Retailers Fine-Tune BOPIS Execution
A number of major retail chains have started to see success with their BOPIS strategies. Home Depot, for example, reports that 45 percent of its online orders are picked up in stores, and in July the company announced that it will install lockers where customers can pick up their items without the need for a store employee’s help. Home Depot plans to install the lockers in all of its 2,000 locations by 2021.
“Customers’ expectations with shopping are changing,” spokeswoman Lana Johnston told USA Today, “and they want as many options as you can possibly give them.”
Retailers such as Target, Walmart and Best Buy are also focusing squarely on driving more foot traffic through their stores with BOPIS options.
Until recently, though, many retailers have struggled to fine-tune their customer experiences, with many customers complaining that items weren’t ready when they arrived for pickup, suggesting inefficiencies in stores’ inventory management systems. According to Foresee, about 18 percent of people have had problems when trying to order online and pick up at the store.
Dave Bruno, marketing director for Aptos, a retail technology company, says in a recent blog post that too many stores’ “fulfillment processes are driven primarily by logistical expediency and efficiency, rather than by customer outcomes.”
Bruno says he often picks up items at stores that he bought online, and is often disappointed: “Many stores sent me to the return desk to stand in line to pick up my purchase. Others forced me to seek out associates on the floor to ask where to go to pick up my order (and a couple especially harried folks looked very tempted to tell me exactly where to go, if you know what I mean). Other stores were well-outfitted with clear signage, but unfortunately those signs all directed me to the back of the store or to long checkout lines.”

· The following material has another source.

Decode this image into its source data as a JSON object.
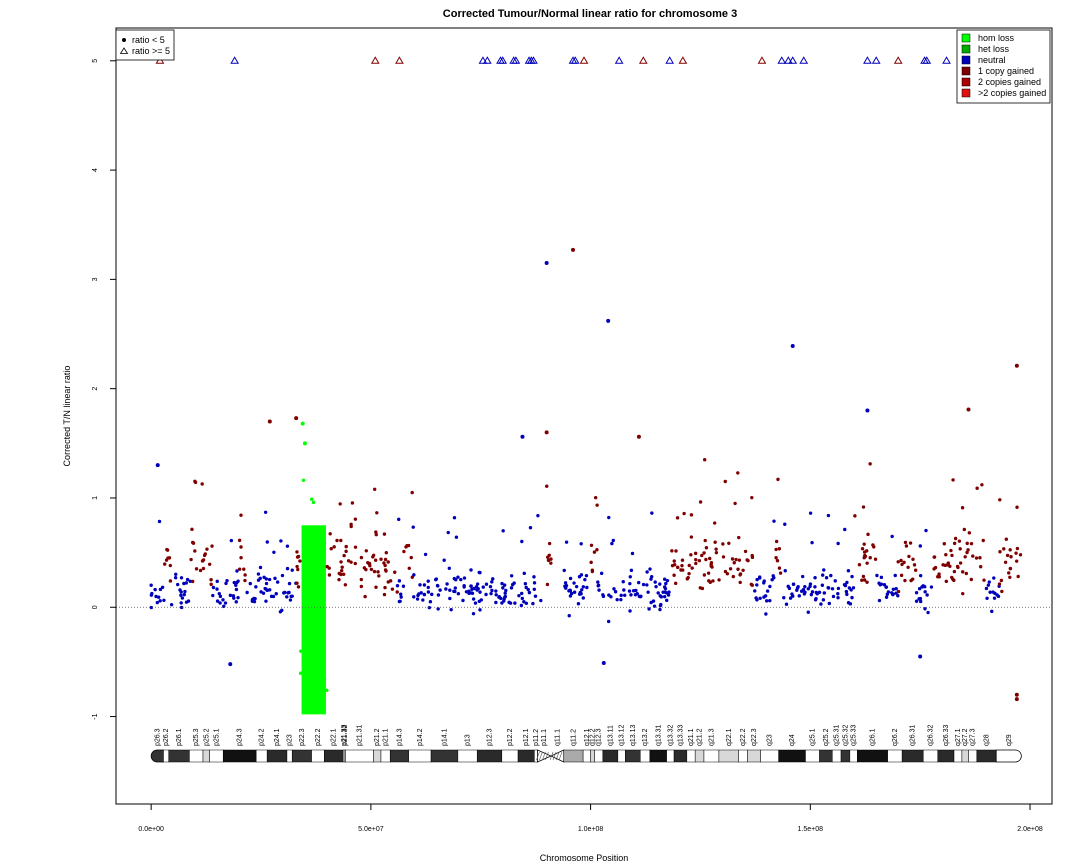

But that may be changing. Kurt Salmon’s Layo and colleague Steve Osburn say their annual test of retailers’ BOPIS execution showed real improvement for the first time this year. They ordered 43 items online across 15 retailers, and two-thirds of orders were fulfilled without a problem. They spent an average of only seven minutes waiting in a store to pick up their item, "a significant improvement over what we've seen in years past," says Osburn.